Similar to annual quality grade trends, the brand’s acceptance rate tends to find the annual high in March each year. With the brand’s 43 percent acceptance rate marking a new all-time record, the latest highlight in production trends rounds out February.
Chuck and round
cutout contribution
When talking about highly-marbled CAB brand beef cuts, individuals typically think of ribeyes, tenderloins and strip steaks. These are among a class of beef cuts which enjoy the limelight and capture tremendous consumer demand.
As well, these cuts enjoy the largest premium markups of any subprimal from USDA Select up through USDA Choice, Premium Choice CAB and CAB Prime.
In the past two years, the chuck and round carcass primals have edged their way upward, relative to their contribution to total carcass value. One of the primary reasons for this is the decline in domestic supply of lean grinding beef from cull cows.
In 2022, U.S. cow harvest reached a peak for the cycle as drought pushed producers to send cows to town in volume. The culling trend continued, and the declining cow inventory pulled total weekly cow slaughter 21 percent smaller in 2024 than that of 2022.
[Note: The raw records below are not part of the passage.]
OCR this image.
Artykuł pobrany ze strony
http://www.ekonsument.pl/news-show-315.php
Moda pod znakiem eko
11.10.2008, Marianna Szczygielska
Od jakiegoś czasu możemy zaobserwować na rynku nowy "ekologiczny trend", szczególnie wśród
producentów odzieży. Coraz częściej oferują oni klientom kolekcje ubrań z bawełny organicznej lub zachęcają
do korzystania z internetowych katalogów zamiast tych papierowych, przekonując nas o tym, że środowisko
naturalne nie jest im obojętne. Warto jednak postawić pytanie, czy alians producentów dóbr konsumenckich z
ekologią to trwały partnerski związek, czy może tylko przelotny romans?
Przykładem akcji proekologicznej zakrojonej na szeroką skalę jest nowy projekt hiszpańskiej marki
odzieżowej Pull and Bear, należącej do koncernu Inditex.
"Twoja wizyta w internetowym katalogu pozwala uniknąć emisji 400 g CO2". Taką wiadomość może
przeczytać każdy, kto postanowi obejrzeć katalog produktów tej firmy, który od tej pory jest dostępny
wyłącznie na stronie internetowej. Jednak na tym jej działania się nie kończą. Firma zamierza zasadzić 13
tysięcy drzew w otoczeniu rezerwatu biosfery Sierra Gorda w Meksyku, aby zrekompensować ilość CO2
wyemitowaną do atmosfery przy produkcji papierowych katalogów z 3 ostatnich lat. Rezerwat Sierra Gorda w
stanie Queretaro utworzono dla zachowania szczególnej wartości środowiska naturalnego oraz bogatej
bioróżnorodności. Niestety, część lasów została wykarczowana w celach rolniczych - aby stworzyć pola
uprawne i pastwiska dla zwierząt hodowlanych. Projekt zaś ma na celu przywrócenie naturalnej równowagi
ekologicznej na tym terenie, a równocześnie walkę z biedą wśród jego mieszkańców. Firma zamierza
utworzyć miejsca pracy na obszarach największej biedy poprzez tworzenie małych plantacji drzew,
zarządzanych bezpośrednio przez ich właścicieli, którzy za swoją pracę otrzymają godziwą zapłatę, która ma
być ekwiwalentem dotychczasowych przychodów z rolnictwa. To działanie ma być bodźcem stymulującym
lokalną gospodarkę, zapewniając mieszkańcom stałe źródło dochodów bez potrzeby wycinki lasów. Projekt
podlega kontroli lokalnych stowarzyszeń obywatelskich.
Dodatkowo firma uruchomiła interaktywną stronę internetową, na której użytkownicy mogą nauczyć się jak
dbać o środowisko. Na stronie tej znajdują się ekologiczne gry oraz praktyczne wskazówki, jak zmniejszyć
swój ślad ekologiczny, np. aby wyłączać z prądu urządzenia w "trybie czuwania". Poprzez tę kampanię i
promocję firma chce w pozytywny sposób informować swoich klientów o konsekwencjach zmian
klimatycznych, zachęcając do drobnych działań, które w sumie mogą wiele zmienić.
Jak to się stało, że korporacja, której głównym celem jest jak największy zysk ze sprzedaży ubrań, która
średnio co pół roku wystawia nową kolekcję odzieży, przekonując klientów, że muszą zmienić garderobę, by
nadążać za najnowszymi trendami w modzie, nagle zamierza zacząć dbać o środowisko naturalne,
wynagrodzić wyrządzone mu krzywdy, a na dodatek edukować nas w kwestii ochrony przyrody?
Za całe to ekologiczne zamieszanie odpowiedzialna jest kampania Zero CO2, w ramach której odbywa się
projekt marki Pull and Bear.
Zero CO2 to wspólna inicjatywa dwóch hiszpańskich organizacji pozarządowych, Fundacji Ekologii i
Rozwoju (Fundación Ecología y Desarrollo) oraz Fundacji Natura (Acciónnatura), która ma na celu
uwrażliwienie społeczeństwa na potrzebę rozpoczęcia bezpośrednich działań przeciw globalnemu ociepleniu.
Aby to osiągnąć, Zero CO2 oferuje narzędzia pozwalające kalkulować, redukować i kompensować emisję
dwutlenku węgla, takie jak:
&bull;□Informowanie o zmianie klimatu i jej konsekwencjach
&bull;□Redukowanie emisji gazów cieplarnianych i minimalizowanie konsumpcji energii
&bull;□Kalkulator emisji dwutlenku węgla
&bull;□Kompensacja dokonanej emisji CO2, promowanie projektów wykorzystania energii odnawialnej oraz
This was one major factor pushing 90 percent lean grinding beef prices up 26.5 percent over the two-year period.
In 2024, average wholesale and retail beef prices saw net increases across all quality grade and brand classes. Yet the contribution to total carcass value from each of the primals shifted around the carcass in response to tighter lean ground beef supplies.
This condition remains a factor in the current market as chuck shoulder clods and round knuckles, for instance, show continued price strength.
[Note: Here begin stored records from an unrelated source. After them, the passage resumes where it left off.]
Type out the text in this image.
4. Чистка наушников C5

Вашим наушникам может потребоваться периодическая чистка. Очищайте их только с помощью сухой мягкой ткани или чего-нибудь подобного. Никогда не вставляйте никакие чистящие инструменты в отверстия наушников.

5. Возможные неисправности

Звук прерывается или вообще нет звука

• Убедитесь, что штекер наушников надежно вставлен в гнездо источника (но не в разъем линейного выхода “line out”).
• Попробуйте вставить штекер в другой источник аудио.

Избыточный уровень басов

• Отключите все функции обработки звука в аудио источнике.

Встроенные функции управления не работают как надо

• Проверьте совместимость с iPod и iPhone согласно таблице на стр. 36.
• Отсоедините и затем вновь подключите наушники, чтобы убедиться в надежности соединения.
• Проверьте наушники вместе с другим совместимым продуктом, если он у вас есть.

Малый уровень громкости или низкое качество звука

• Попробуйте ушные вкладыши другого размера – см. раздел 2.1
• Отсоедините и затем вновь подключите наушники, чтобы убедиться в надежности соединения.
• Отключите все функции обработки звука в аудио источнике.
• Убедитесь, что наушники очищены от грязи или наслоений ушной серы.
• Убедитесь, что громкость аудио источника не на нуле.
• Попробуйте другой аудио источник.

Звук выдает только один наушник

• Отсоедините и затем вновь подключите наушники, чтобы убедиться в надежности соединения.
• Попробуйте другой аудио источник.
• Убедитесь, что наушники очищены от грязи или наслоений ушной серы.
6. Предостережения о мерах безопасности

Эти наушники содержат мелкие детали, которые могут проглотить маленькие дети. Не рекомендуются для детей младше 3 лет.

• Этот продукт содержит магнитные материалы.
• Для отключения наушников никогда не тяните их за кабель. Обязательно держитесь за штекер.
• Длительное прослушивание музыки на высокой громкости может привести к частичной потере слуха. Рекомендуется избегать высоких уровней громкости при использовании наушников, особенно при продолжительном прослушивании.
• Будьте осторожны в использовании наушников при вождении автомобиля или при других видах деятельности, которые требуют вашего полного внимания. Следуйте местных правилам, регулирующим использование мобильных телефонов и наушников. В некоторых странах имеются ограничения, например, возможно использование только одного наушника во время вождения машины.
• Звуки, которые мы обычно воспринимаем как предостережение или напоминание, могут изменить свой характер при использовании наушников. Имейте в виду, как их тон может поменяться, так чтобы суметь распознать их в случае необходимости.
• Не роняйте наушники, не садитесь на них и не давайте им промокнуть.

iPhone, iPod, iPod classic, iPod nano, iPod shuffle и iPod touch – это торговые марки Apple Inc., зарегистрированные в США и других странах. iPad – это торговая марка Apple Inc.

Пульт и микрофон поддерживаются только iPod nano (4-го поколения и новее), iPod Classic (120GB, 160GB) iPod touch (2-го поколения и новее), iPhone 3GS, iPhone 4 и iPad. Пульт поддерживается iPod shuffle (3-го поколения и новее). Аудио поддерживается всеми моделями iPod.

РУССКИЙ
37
In the fed cattle supply, this is not just a phenomenon reserved for leaner USDA Select grade carcasses.
The 2024 CAB brand cutout trend featured the loin primal contributing 27.8 percent of the total carcass value, slightly less than the 29.5 percent contribution in 2023. The rib primal similarly pulled back from 19.1 percent in 2023 to 18.2 percent of value contribution last year.
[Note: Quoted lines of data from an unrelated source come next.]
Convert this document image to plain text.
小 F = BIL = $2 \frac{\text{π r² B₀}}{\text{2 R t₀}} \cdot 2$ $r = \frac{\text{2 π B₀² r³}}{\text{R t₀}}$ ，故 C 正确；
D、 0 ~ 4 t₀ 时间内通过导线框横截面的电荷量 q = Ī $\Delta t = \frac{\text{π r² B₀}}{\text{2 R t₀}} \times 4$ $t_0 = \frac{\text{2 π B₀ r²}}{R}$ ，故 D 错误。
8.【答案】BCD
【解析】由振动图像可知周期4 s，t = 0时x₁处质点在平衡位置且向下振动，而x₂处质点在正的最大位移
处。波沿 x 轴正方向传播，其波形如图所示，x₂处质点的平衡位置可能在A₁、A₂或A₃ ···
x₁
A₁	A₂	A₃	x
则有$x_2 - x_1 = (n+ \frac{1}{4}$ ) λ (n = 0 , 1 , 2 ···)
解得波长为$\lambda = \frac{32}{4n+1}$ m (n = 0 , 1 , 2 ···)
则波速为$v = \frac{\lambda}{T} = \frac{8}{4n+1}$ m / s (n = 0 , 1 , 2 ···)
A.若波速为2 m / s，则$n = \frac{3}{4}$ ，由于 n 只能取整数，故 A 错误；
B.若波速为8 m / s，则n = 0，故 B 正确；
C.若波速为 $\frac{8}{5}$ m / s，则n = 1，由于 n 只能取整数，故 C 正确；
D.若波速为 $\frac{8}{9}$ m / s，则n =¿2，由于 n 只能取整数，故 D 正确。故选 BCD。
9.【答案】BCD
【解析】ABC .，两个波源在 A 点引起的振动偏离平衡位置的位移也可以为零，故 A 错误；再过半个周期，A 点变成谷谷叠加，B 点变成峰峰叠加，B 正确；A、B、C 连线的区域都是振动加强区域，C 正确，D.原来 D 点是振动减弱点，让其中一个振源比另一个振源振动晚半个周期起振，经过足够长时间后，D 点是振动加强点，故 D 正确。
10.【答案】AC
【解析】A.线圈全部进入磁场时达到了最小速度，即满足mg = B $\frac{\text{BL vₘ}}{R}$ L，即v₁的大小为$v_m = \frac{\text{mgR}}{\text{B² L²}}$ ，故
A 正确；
Picking up the slack in 2024, the CAB chuck primal contribution increased to 24.9 percent of total value, a 1.7 point increase. The CAB round primal increased nearly the same as the chuck, up 1.4 points to average 18.4 percent of total carcass value last year.
This trend is not necessarily an indication of poor middle meat demand, rather it’s a reflection of a slight uptick in demand for end meats which are lean enough to be used as substitutions for grinders. These shifts aren’t expected to be permanent but are more likely to remain in place as long as domestic cow harvest remains historically low.
Carcass premiums garnered through the CAB brand continue to extend their reach across the entire carcass.
The premium derived from the CAB chuck moved up to $13.52 per cwt above USDA Choice in 2024, a $3.86 cwt increase in two years. The CAB round premium was $9.01 per cwt over Choice last year, $1.46 per cwt higher than the prior year but similar to the spread observed in 2022. Comparatively, the Choice-Select price spread for the chuck was $2.44 per cwt in 2024, with the price spread for the round primal at $2.57 per cwt.